Griechisch-katholischer Patriarch von Antiochien setzt Hoffnungen auf die Verhandlungen zwischen dem US-amerikanischen und dem russischen Außenminister – Kirchliche Unterstützung für die Versöhnungsbewegung „Mussalaha“
Künftig ein Syrien ohne Christen?
Damaskus – (poi) Der melkitische griechisch-katholische Patriarch von Antiochien, Gregorios III. (Laham), hat einen dringenden Appell zur Freilassung der beiden entführten Aleppiner Metropoliten Mar Gregorios Youhanna Ibrahim und Boulos (Paul) Yazigi veröffentlicht.

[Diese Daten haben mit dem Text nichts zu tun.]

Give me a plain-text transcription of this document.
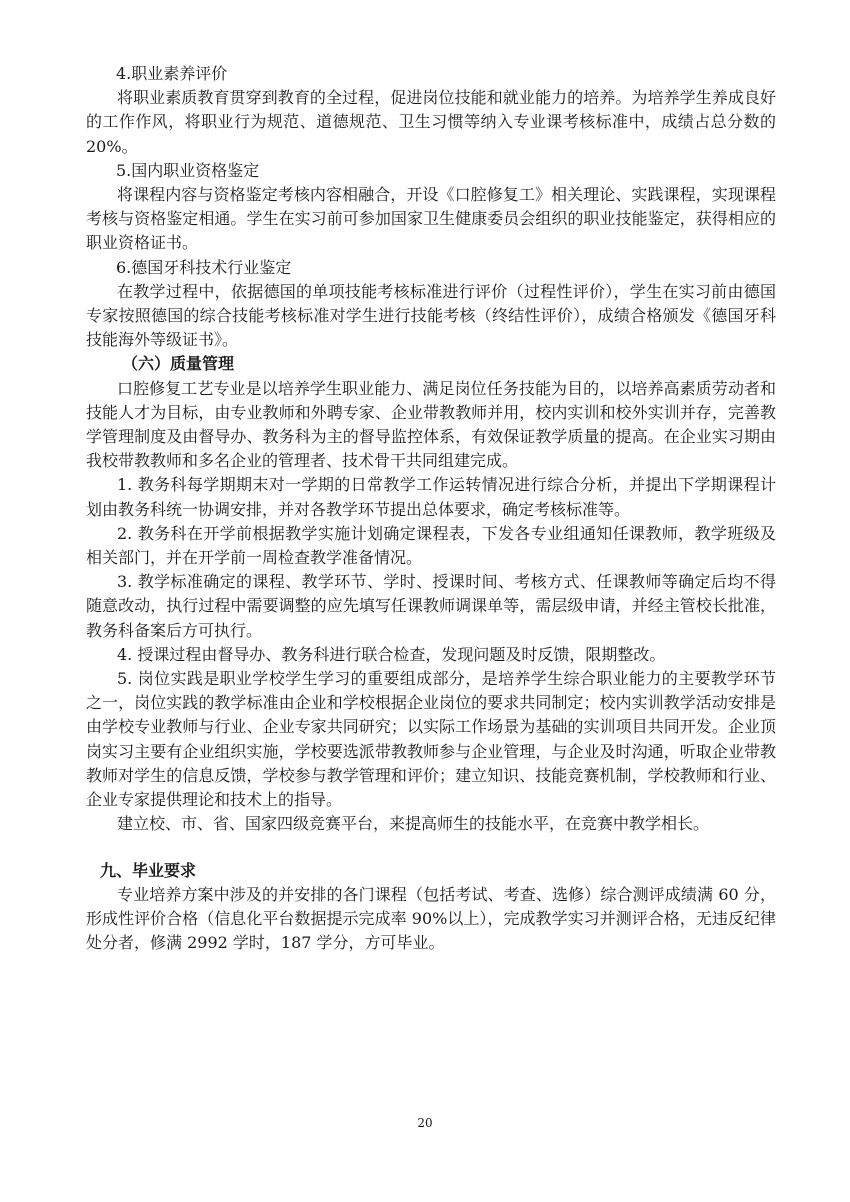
4.职业素养评价

将职业素质教育贯穿到教育的全过程，促进岗位技能和就业能力的培养。为培养学生养成良好的工作作风，将职业行为规范、道德规范、卫生习惯等纳入专业课考核标准中，成绩占总分数的 20%。

5.国内职业资格鉴定

将课程内容与资格鉴定考核内容相融合，开设《口腔修复工》相关理论、实践课程，实现课程考核与资格鉴定相通。学生在实习前可参加国家卫生健康委员会组织的职业技能鉴定，获得相应的职业资格证书。

6.德国牙科技术行业鉴定

在教学过程中，依据德国的单项技能考核标准进行评价（过程性评价），学生在实习前由德国专家按照德国的综合技能考核标准对学生进行技能考核（终结性评价），成绩合格颁发《德国牙科技能海外等级证书》。

（六）质量管理

口腔修复工艺专业是以培养学生职业能力、满足岗位任务技能为目的，以培养高素质劳动者和技能人才为目标，由专业教师和外聘专家、企业带教教师并用，校内实训和校外实训并存，完善教学管理制度及由督导办、教务科为主的督导监控体系，有效保证教学质量的提高。在企业实习期由我校带教教师和多名企业的管理者、技术骨干共同组建完成。

1. 教务科每学期期末对一学期的日常教学工作运转情况进行综合分析，并提出下学期课程计划由教务科统一协调安排，并对各教学环节提出总体要求，确定考核标准等。

2. 教务科在开学前根据教学实施计划确定课程表，下发各专业组通知任课教师，教学班级及相关部门，并在开学前一周检查教学准备情况。

3. 教学标准确定的课程、教学环节、学时、授课时间、考核方式、任课教师等确定后均不得随意改动，执行过程中需要调整的应先填写任课教师调课单等，需层级申请，并经主管校长批准，教务科备案后方可执行。

4. 授课过程由督导办、教务科进行联合检查，发现问题及时反馈，限期整改。

5. 岗位实践是职业学校学生学习的重要组成部分，是培养学生综合职业能力的主要教学环节之一，岗位实践的教学标准由企业和学校根据企业岗位的要求共同制定；校内实训教学活动安排是由学校专业教师与行业、企业专家共同研究；以实际工作场景为基础的实训项目共同开发。企业顶岗实习主要有企业组织实施，学校要选派带教教师参与企业管理，与企业及时沟通，听取企业带教教师对学生的信息反馈，学校参与教学管理和评价；建立知识、技能竞赛机制，学校教师和行业、企业专家提供理论和技术上的指导。

建立校、市、省、国家四级竞赛平台，来提高师生的技能水平，在竞赛中教学相长。

九、毕业要求

专业培养方案中涉及的并安排的各门课程（包括考试、考查、选修）综合测评成绩满 60 分，形成性评价合格（信息化平台数据提示完成率 90%以上），完成教学实习并测评合格，无违反纪律处分者，修满 2992 学时，187 学分，方可毕业。

20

Die Entführungen von Bischöfen und Priestern
(seit 9. Februar fehlt auch jede Nachricht über den Verbleib der aus dem Linienbus Aleppo-Damaskus entführten Priester Michel Kayyal und Maher Mahfouz) hätten einen deutlichen „symbolischen Wert“, weil sie „ein mögliches künftiges Bild eines Syrien ohne Christen“ vorwegnehmen, sagte Gregorios III. in einem Interview mit der italienischen katholischen Nachrichtenagentur SIR. Es bestehe die Gefahr, dass Syrien seine christliche Komponente verliere, so der Patriarch: „Aber wir müssen die Hoffnung nähren, dass wir unser Land auf der Basis von Toleranz, Zusammenleben und gegenseitigem Respekt wiederaufbauen können. Als Christen wollen wir unseren Beitrag für die religiöse, moralische und materielle Wiedergeburt Syriens leisten“. (…)
Ein baldiges Ende des Syrien-Konflikts in Sicht?
Der griechisch-katholische Patriarch setzt Hoffnungen auf die Verhandlungen zwischen dem US-amerikanischen und dem russischen Außenminister: „Wenn John Kerry und Sergej Lawrow eine Übereinkunft finden, dann ist ein guter Schritt zum Ende des Konflikts in Syrien getan“. Er hoffe, dass sich die Außenminister noch im Mai einigen und es im Juni zu einem Treffen zwischen Putin und Obama kommt. Wörtlich sagte Gregorios III.: „Der friedliche, diplomatische Weg der Verhandlungen ist die Lösung und nicht der der Waffen und der Gewalt“. Washington und Moskau dürften sich nicht mehr darauf konzentrieren, wer wen „bewaffnen“ dürfe. Es habe den Anschein, als ob das jetzt auch von der „hohen Politik“ verstanden worden sei. Die Kirchen hätten diese Sicht seit jeher vertreten.
Syrische Kinder in großer Not
Die Versorgungssituation sei mittlerweile für die christlichen Gemeinden – wie für alle Menschen in Syrien – sehr schwierig, unterstrich der Patriarch. Alle Patriarchate, alle Pfarrgemeinden, alle Priester seien mittlerweile mobilisiert, um den Menschen zu helfen, vor allem den Kindern. Das griechisch-katholische Patriarchat allein benötige pro Monat 50.000 Dollar, um die Notleidenden versorgen zu können.
„Versöhnung“ ist das Schlüsselwort zur Lösung der Krise
Das Schlüsselwort zur Lösung der Krise lautet für Gregorios III. „Versöhnung“. Unter dem Titel „Versöhnung“ (Mussalaha) sei in der Zivilgesellschaft der von den Kämpfen besonders mitgenommenen Stadt Homs eine gewaltlose Volksbewegung entstanden. „Mussalaha“ habe es zuwege gebracht, „von unten“ Alaouiten, Sunniten, Christen, Drusen an einen Tisch zu bringen und Familien, Clans, Gemeinschaften miteinander zu versöhnen. Das Beispiel von „Mussalaha“ – die Bewegung wird auch von der irischen Friedensnobelpreisträgerin Mairead Maguire unterstützt – zeige, dass eine Alternative zum bewaffneten Konflikt möglich ist. „Versöhnung ist die Antwort der Kirche auf die Gewalt, die von bewaffneten Banden in Syrien verbreitet wird. Dialog und Versöhnung werden verhindern, dass sich der Hass definitiv in die Herzen der Leute frisst“, betonte der Patriarch.